Presenciamos el debate entre dos facciones que se disputan el poder. Sus argumentos son similares y su nivel de argumentación es pobrísimo: unos son los buenos, otros son los malos; las cosas está mejor con unos y no con sus adversarios. No hay términos medios, todos son demócratas o todos autoritarios. La discusión sobre el Instituto Nacional Electoral y alrededor del Plan B son la punta del iceberg, pero demuestran una constante: se ha perdido la capacidad de discutir y de negociar entre las fuerzas políticas. De cordialidad ni hablamos: se han perdido las formas.

El presidente optó desde un inicio, y casi puede decirse desde hace 18 años, en no sentarse a la mesa de los mismos políticos a los que criticaba. No con todos: con Bartlett o Ebrard -dos salinistas renombrados- no tiene empacho. Sus adversarios, por su parte, realizaban un ejercicio de señalamiento constante de que la llegada de Andrés Manuel López Obrador al poder sería un desastre para la nación, mientras celebraban acuerdos en los que ratificaban las mismas políticas impuestas desde hace 40 años que no han dado resultado y que han profundizado las desigualdades en el país.
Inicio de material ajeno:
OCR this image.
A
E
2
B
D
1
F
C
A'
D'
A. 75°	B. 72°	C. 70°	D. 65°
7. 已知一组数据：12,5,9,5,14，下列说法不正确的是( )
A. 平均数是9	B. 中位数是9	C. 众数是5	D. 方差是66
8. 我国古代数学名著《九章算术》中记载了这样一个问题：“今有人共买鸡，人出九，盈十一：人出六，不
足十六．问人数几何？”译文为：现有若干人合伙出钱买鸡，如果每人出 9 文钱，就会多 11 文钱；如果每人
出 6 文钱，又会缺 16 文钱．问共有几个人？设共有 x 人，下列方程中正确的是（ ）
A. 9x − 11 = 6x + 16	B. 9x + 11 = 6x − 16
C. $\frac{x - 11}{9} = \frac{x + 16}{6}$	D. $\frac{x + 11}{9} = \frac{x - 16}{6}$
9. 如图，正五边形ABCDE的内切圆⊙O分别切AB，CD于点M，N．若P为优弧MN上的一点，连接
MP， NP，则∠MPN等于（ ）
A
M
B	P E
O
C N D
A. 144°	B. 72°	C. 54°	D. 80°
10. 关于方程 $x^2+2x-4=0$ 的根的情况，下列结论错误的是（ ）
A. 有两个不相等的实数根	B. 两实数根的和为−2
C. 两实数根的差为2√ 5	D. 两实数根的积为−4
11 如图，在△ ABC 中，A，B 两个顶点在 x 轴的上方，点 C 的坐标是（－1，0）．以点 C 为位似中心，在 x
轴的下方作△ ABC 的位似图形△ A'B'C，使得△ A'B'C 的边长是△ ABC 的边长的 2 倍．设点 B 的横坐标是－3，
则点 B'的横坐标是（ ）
En este contexto, ahora parece que todo lo anterior Andrés Manuel López Obrador era democracia pura y dura -de acuerdo con sus críticos-, o todo lo que ha elaborado López Obrador es bueno para el país y trae progreso -de acuerdo a sus seguidores-. Ni en uno ni en otro bando se escuchan autocriticas: no se asumen responsabilidades ni se reconocen errores.

El centro se ha perdido y se da paso a la política de los extremos, la política donde se confunde el PRI el PAN y el PRD, donde Morena se asume con calidad moral, y dónde todos asumen que tienen el único discurso democrático, aunque ni unos ni otros atraen a las mayorías ni convencen con argumentos sin descalificaciones. Alguno de los dos bandos se equivoca o ambos necesitan demasiados matices. Ninguno lo reconoce.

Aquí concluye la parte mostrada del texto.